Past a sprawling caravan park and the rearing teeth of Saltwick Nab, I came to Whitestone Point, with its lighthouse and foghorn station. As far as I can tell, the lighthouse is still operational (the keepers’ cottages are holiday rentals), but I remember seeing that the string of low buildings making up the fog signal station (decommissioned in the 80s) were up for sale in the local paper last year. It’s close enough to the cliff edge to give you the odd sleepless night, but otherwise it’s nigh on perfect. Whoever lives there at the moment has a pretty little garden, a couple of stocky ponies in a paddock, and sea views beyond compare.

lighthouse

The undulating, muddy track, still frozen solid in the hollows, wound its way on past Hawsker Bottom and round National Trust-owned Bay Ness, with the coast looming hazily beyond like the edge of an undiscovered island. I passed an old coastguard rocket post, before descending past rows of smart B&Bs into the olde-worlde maze of poky taverns and alleyways that make up Robin Hood’s Bay. Back in the 1700s, the good people of the Bay were legendary for their disdain of customs and excise law, and the local fishing fleet wasn’t nearly so concerned with catching fish as it was with bringing in copious quantities of bootleg baccy, booze, salt and tea from the schooners anchored out on the North Sea. I imagine it’s no coincidence that the old moorland foot causeway known as Robin Hood’s Bay Road crosses Fylingdales Moor before emerging conveniently at the famous smugglers’ haunt of the Saltersgate Inn.

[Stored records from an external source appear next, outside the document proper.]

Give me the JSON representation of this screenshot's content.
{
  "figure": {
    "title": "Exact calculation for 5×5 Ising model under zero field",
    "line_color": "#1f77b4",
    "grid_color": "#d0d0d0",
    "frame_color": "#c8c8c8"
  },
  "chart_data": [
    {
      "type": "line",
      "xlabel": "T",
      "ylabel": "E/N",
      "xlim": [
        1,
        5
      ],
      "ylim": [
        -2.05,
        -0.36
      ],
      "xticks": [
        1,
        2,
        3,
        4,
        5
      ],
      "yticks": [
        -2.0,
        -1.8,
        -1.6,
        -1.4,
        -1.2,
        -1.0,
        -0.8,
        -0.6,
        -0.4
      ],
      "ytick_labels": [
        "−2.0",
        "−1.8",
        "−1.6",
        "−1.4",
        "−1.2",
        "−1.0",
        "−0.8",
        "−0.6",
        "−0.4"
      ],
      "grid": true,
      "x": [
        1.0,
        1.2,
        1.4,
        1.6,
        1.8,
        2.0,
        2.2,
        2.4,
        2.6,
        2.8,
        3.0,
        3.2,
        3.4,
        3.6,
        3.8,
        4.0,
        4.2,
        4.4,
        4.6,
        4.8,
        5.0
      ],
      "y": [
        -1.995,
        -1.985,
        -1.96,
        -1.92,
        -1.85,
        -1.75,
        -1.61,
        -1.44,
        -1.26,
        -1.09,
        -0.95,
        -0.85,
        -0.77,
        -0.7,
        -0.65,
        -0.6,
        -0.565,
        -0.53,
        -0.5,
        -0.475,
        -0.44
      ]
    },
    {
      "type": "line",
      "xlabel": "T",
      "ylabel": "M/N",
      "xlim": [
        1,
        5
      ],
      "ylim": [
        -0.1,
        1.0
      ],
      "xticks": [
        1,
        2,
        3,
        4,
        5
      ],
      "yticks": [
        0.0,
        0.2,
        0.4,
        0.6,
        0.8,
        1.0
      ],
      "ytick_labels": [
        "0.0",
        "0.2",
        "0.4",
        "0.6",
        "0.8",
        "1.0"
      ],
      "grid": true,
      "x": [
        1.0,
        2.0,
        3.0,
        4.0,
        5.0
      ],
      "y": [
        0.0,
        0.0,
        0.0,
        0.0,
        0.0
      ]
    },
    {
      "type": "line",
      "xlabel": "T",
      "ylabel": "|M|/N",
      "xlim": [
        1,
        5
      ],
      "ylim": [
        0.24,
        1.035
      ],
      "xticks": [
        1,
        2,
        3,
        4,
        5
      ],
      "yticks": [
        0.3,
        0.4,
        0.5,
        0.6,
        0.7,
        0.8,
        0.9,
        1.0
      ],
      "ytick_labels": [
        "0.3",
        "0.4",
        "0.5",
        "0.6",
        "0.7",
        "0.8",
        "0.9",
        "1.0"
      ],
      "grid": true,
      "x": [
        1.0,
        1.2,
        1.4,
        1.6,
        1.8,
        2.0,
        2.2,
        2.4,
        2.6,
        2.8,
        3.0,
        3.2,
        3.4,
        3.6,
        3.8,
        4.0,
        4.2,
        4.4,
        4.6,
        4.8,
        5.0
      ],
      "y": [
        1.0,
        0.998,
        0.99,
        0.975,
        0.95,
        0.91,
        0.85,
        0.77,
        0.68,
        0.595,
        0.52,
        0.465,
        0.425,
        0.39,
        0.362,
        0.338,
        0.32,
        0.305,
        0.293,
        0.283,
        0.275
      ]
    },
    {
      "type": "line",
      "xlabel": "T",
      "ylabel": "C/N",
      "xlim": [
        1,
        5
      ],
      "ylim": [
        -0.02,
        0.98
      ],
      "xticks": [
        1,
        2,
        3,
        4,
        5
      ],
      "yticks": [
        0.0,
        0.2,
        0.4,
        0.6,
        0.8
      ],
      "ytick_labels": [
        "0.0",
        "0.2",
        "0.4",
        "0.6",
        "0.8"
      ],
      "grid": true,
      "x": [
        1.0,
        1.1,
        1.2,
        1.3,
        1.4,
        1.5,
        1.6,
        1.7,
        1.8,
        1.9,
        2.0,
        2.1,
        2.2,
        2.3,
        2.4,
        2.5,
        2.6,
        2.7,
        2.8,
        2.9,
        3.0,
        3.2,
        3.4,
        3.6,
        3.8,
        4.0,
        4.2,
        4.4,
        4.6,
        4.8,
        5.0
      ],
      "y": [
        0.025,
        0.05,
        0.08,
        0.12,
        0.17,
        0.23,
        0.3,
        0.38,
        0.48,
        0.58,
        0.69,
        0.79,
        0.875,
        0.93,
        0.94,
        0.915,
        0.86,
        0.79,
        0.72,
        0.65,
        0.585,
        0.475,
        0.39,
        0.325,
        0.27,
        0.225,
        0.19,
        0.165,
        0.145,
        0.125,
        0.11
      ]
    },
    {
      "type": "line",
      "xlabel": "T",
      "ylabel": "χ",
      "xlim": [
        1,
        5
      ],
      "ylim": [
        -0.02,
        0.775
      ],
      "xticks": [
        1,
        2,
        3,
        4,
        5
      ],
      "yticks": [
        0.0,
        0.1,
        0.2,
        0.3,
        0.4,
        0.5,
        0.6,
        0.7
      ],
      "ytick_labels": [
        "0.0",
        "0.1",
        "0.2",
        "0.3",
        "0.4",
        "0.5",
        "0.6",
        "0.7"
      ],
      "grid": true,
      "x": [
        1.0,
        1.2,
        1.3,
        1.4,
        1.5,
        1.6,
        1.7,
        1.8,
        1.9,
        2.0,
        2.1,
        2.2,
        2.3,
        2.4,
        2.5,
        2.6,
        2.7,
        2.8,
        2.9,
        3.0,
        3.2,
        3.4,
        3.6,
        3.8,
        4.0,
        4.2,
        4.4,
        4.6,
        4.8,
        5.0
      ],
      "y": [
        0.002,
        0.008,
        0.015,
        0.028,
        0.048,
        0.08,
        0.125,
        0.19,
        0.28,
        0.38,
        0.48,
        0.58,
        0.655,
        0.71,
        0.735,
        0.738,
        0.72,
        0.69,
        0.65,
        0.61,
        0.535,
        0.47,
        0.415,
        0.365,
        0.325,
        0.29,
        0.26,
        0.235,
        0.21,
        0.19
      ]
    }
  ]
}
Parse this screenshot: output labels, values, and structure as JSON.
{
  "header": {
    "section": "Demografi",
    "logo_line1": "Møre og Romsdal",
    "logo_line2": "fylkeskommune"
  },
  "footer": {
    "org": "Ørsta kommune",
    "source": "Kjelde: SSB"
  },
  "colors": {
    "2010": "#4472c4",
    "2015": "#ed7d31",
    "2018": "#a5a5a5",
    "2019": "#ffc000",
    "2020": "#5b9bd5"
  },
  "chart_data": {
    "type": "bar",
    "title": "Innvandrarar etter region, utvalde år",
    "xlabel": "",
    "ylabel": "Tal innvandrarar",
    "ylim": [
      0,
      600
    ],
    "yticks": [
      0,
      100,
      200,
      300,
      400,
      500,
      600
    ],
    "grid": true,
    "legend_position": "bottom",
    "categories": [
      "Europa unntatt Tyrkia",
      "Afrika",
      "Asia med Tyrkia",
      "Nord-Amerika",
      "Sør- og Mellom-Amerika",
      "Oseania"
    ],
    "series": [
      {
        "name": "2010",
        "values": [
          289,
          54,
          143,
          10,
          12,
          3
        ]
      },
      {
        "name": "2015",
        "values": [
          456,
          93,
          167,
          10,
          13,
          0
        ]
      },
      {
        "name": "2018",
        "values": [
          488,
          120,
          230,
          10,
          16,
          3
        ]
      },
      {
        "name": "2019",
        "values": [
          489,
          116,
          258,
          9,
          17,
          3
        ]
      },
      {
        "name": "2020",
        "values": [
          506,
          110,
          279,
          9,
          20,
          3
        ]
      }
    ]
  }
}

Traditionally, Wainwright’s 200-mile Coast to Coast walk finishes in the downstairs bar at the Bay Hotel on the seafront, but I had my sights set on a pint of Old Peculier in the Dolphin, just up the hill. A couple of buses ferried me home just in time to get the fire lit before nipping down to Darren’s fish and chip van on the village green.

It’s days like this I remember why I moved up here.